I went to his church the next day & can you believe it, he gave one of his best sermons! I gave each of the children a note & a hug & told them that I will always love them & that I was sorry that it did not work out between their dad & I. I did not ask them anything, nor say anything else.

Now, 2 months later, he has not discussed anything with me about what happened that morning, nor anything about our entire situation. He called me on 11/11 & said "I'm sorry" and that was it. did not say exactly what he was sorry about. I sent him an email a few weeks back asking him to please answer a few questions so that I can attempt to find closure & start to heal & move on. He has not answered. I also asked if I could maintain a relationship with the children who I have considered my own & who have called me "Mom" for 3.5 years - no answer, so I have not tried to communicate further. He did not even wish me a "Happy Birthday" last week. How can after 3.5 years of planning a life together, can he just turn it off?!! He was the one that had declared that God had shown him that I was his wife & helpmate & soul-mate! I don't blame him solely for our relationship issues. I realize that I had a part in not communicating effectively, but since I was committed to him & his children, I had thought that he was committed. I was willing to work with him on strengthening the relationship. I just can't understand, how as a Christian, as a man of God, as a pastor, a leader of God's congregation, how he can just act like nothing happened & how he can be OK with the example that he has & maybe still is setting for his children by having a woman to whom his is not married in his house & bedroom. I can not understand how he can be OK with not communicating with me after our relationship.

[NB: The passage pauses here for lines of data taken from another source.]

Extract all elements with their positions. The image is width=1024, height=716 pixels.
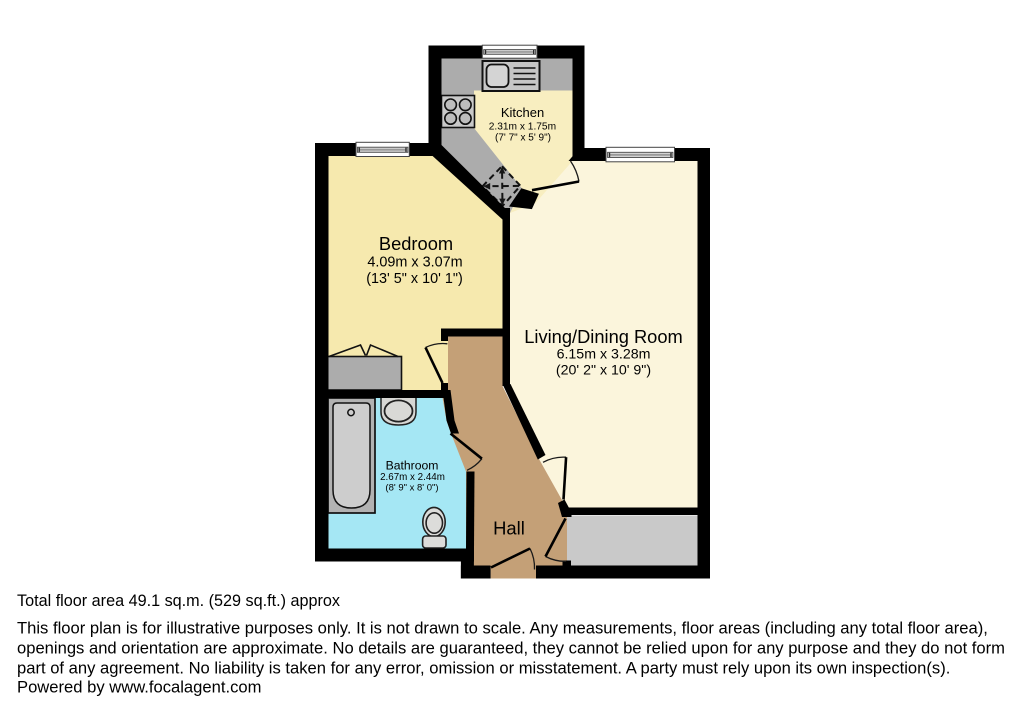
svg-text:(7' 7" x 5' 9"): (7' 7" x 5' 9") [495,133,551,144]
svg-text:6.15m x 3.28m: 6.15m x 3.28m [557,347,651,363]
svg-text:(13' 5" x 10' 1"): (13' 5" x 10' 1") [366,271,463,287]
svg-text:2.67m x 2.44m: 2.67m x 2.44m [380,472,445,483]
svg-text:Kitchen: Kitchen [501,105,544,120]
svg-text:4.09m x 3.07m: 4.09m x 3.07m [367,254,462,270]
svg-text:Powered by www.focalagent.com: Powered by www.focalagent.com [17,678,261,697]
svg-text:Bathroom: Bathroom [386,459,439,473]
svg-text:This floor plan is for illustr: This floor plan is for illustrative purp… [17,619,988,638]
svg-text:part of any agreement. No liab: part of any agreement. No liability is t… [17,659,950,678]
svg-text:Living/Dining Room: Living/Dining Room [524,326,683,347]
svg-text:2.31m x 1.75m: 2.31m x 1.75m [489,122,556,133]
svg-text:Bedroom: Bedroom [379,233,453,254]
svg-text:openings and orientation are a: openings and orientation are approximate… [17,639,1005,658]
svg-text:Hall: Hall [493,518,525,539]
svg-text:Total floor area 49.1 sq.m. (5: Total floor area 49.1 sq.m. (529 sq.ft.)… [17,592,340,610]
svg-text:(20' 2" x 10' 9"): (20' 2" x 10' 9") [556,362,651,378]
svg-text:(8' 9" x 8' 0"): (8' 9" x 8' 0") [385,483,438,494]
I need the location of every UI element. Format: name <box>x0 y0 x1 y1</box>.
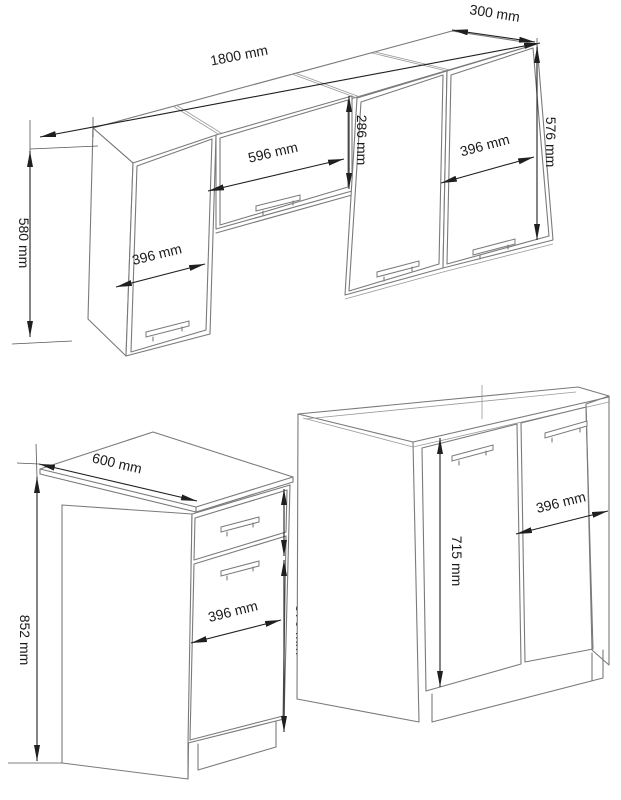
witness-line <box>30 146 98 149</box>
wall-cabinet-row: 1800 mm 300 mm 576 mm 286 mm 596 mm 396 … <box>12 1 559 356</box>
sink-plinth <box>432 650 603 722</box>
dim-label-wall-total-width: 1800 mm <box>209 42 269 69</box>
sink-back-rail-top <box>298 387 578 414</box>
sink-right-top-edge <box>578 387 609 396</box>
dim-label-sink-door-height: 715 mm <box>449 536 465 587</box>
dim-label-wall-left-height: 580 mm <box>16 218 32 269</box>
sink-right-door-handle <box>545 421 587 442</box>
sink-left-door-handle <box>452 445 493 465</box>
sink-right-door <box>521 407 593 662</box>
dim-label-flip-height: 286 mm <box>354 115 370 166</box>
sink-left-side <box>297 414 419 722</box>
dim-label-sink-door-width: 396 mm <box>534 488 587 516</box>
witness-tick <box>36 444 37 477</box>
witness-line <box>12 341 72 344</box>
sink-front-rail-top <box>413 397 609 442</box>
dim-label-base-height: 852 mm <box>17 615 33 666</box>
kitchen-dimension-diagram: 1800 mm 300 mm 576 mm 286 mm 596 mm 396 … <box>0 0 621 800</box>
wall-left-cabinet-side <box>88 128 133 356</box>
dim-label-wall-depth: 300 mm <box>469 1 521 25</box>
witness-line <box>17 463 39 464</box>
sink-cabinet: 715 mm 396 mm <box>297 385 609 722</box>
diagram-canvas: 1800 mm 300 mm 576 mm 286 mm 596 mm 396 … <box>0 0 621 800</box>
dim-label-wall-right-height: 576 mm <box>543 117 559 168</box>
sink-left-door <box>422 424 521 691</box>
base-cabinet-side <box>62 505 192 779</box>
base-cabinet: 600 mm 852 mm 140 mm 570 mm 396 mm <box>8 432 313 779</box>
sink-back-rail-inner <box>305 392 576 419</box>
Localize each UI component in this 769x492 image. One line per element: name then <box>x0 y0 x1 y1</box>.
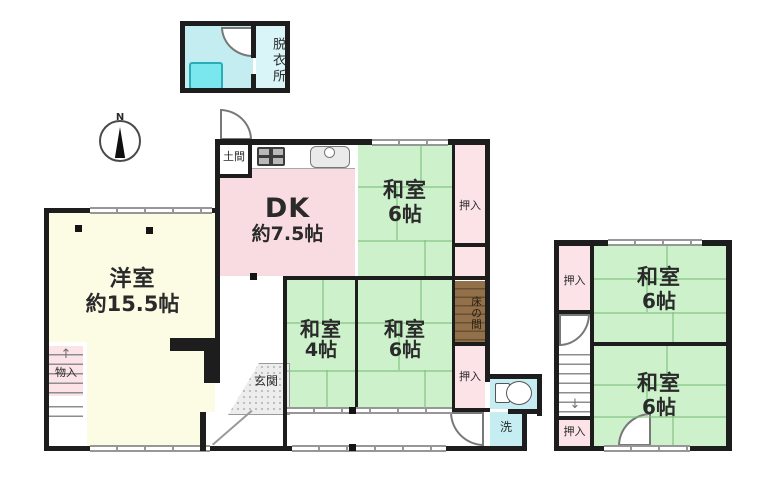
stove-icon <box>257 147 285 166</box>
western-room-size: 約15.5帖 <box>60 293 205 317</box>
wall <box>283 276 287 451</box>
window <box>604 445 690 452</box>
annex-north-size: 6帖 <box>615 290 703 312</box>
doma-label: 土間 <box>219 151 249 163</box>
western-room <box>87 342 200 446</box>
dk-room-label: DK 約7.5帖 <box>225 194 350 246</box>
tatami-line <box>322 280 324 322</box>
genkan-step-line <box>212 410 253 446</box>
corridor-door-arc-icon <box>450 412 484 446</box>
dressing-room-label: 脱衣所 <box>258 33 284 89</box>
tatami-line <box>326 370 328 408</box>
wall <box>283 276 490 280</box>
wall <box>485 374 542 379</box>
wall <box>554 416 594 420</box>
pillar <box>146 227 153 234</box>
wall <box>215 174 252 178</box>
genkan-area <box>228 363 290 415</box>
wall <box>355 280 358 408</box>
window <box>90 207 212 214</box>
wall <box>726 240 732 451</box>
annex-south-name: 和室 <box>615 372 703 396</box>
washitsu-4-name: 和室 <box>288 318 354 340</box>
wall <box>204 338 220 383</box>
wall <box>554 310 594 314</box>
tatami-line <box>672 416 674 446</box>
washitsu-ne-label: 和室 6帖 <box>363 179 447 225</box>
tatami-line <box>672 312 674 342</box>
annex-north-name: 和室 <box>615 266 703 290</box>
arrow-down-icon: ↓ <box>566 398 584 411</box>
tokonoma-label: 床の間 <box>460 286 481 340</box>
wall <box>215 139 490 145</box>
annex-oshiire-north-label: 押入 <box>559 275 590 287</box>
tatami-line <box>287 370 355 372</box>
tatami-line <box>420 280 422 322</box>
oshiire-mid-label: 押入 <box>455 371 485 383</box>
window <box>287 407 452 414</box>
washitsu-ne-size: 6帖 <box>363 203 447 225</box>
tatami-line <box>424 370 426 408</box>
washitsu-4-size: 4帖 <box>288 340 354 361</box>
dk-room-name: DK <box>225 194 350 224</box>
dk-room-size: 約7.5帖 <box>225 224 350 245</box>
pillar <box>349 407 356 414</box>
oshiire-ne-label: 押入 <box>455 200 485 212</box>
wall <box>594 342 726 346</box>
wall <box>452 408 490 412</box>
annex-stair-door-arc-icon <box>559 314 590 346</box>
entrance-door-arc-icon <box>220 109 252 140</box>
window <box>372 139 448 146</box>
arrow-up-icon: ↑ <box>57 348 75 361</box>
tatami-line <box>358 370 452 372</box>
washitsu-ne-name: 和室 <box>363 179 447 203</box>
western-room-name: 洋室 <box>60 268 205 293</box>
wall <box>44 208 49 451</box>
window <box>608 239 702 246</box>
annex-washitsu-south-label: 和室 6帖 <box>615 372 703 418</box>
monoire-label: 物入 <box>49 367 83 379</box>
sink-faucet-icon <box>324 147 335 158</box>
western-room-label: 洋室 約15.5帖 <box>60 268 205 316</box>
pillar <box>349 444 356 451</box>
pillar <box>75 225 82 232</box>
floor-plan: 脱衣所 N ↑ <box>0 0 769 492</box>
compass-north-label: N <box>110 112 130 123</box>
wall <box>452 243 490 247</box>
wall <box>200 412 206 451</box>
wall <box>452 342 490 346</box>
stairwell-lower <box>49 398 83 418</box>
pillar <box>250 273 257 280</box>
window <box>90 445 210 452</box>
genkan-label: 玄関 <box>243 375 289 388</box>
annex-oshiire-south-label: 押入 <box>559 426 590 438</box>
toilet-bowl-icon <box>506 381 532 405</box>
window <box>292 445 446 452</box>
tatami-line <box>358 240 452 242</box>
wall <box>452 145 455 408</box>
laundry-label: 洗 <box>492 421 520 434</box>
washitsu-mid-label: 和室 6帖 <box>362 318 448 362</box>
washitsu-mid-size: 6帖 <box>362 340 448 361</box>
washitsu-mid-name: 和室 <box>362 318 448 340</box>
annex-south-size: 6帖 <box>615 396 703 418</box>
tatami-line <box>424 240 426 276</box>
washitsu-4-label: 和室 4帖 <box>288 318 354 362</box>
annex-washitsu-north-label: 和室 6帖 <box>615 266 703 312</box>
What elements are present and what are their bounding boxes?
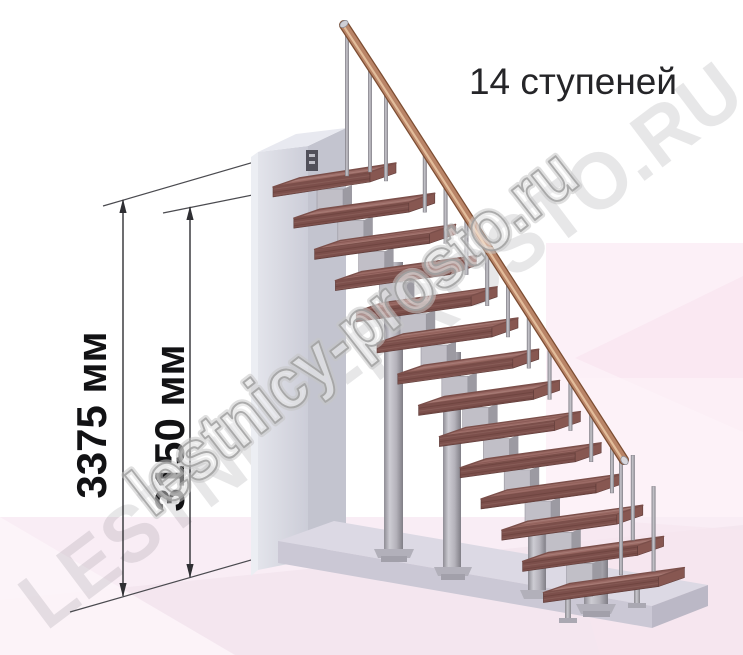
baluster [384, 90, 388, 181]
baluster [619, 460, 623, 575]
leg-foot [628, 603, 646, 608]
dimension-label-total-height: 3375 мм [68, 331, 115, 498]
bottom-step-leg [565, 597, 571, 620]
column-foot-base [381, 556, 407, 562]
baluster [652, 486, 656, 571]
baluster [631, 455, 635, 540]
staircase-diagram-page: LESTNICY-PROSTO.RU [0, 0, 743, 655]
wall-bracket [306, 150, 318, 171]
staircase-diagram: LESTNICY-PROSTO.RU [0, 0, 743, 655]
leg-foot [559, 618, 577, 623]
wall-bracket-slot [309, 161, 315, 164]
column-foot-base [441, 574, 465, 580]
column-foot-base [583, 611, 610, 617]
baluster [345, 30, 349, 176]
baluster [368, 65, 372, 172]
page-title: 14 ступеней [469, 61, 677, 102]
wall-bracket-slot [309, 154, 315, 157]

So, I share you pain. I too feel alone & brokenhearted. I know that God will supply al my needs. I know that I must focus on being the person that God wants me to be & not be bitter about the relationship. But my heart yearns for the children that had become a part of my life. And yes, my heart still yearns for him. I realize that I can not depend on my "feelings" though. I must trust in God & his Word & believe that he has a plan & that the good work that he has begun in me, will be completed.

I also encourage you to keep the faith.

"Look to the Lord and his strength; seek hi face always. Remember the wonders he has done." - 1 Chr 16:11-12

"Know therefore that the Lord you God is God, he is the faithful God, keeping his covenant of love to a thousand generations of those who love him and keep his commands." - Duet 7:9

"Consider it pure joy, my brothers, whenever you face trials of many kinds, because you know that the testing of your faith develops perseverance." - Jam 1:2-3

God Bless!

No_Newz said...

I'm so sorry you are going through this. I know how you feel. It's one of the most empty inside feelings you can get. Acceptance is the first part toward healing. You'll get to that better place. Keep the Big Guy close to your heart and know that it's Matt, mat you. Hugs and lots of love to you sweetheart!
Lois Lane

Shelley said...

My heart is breaking for you. I will pray for you. Just hang on to Jesus. It's when we're most broken that He can work out something special in hearts and lives. Huggs....

Michael Manning said...

Nic: I ache for you and have been through much of this that it was hauntting to read. E mail me if you can. God is with you right now, right in this siuation and He has exciting plans for you. HANG ON!

Heather said...

I am so sorry, Nic. My thoughts and prayers are with you.

Jean-Luc Picard said...

What a powerful post, Nic. I am so sorry that you have experienced this. No one should have to.

TC said...

I am so sorry. This is my first visit here and your post was so filled with pain and betrayal it broke my heart.

J said...

I'm so sorry to hear all that you are going through. I wish you guidance and faith and hope during this trying time.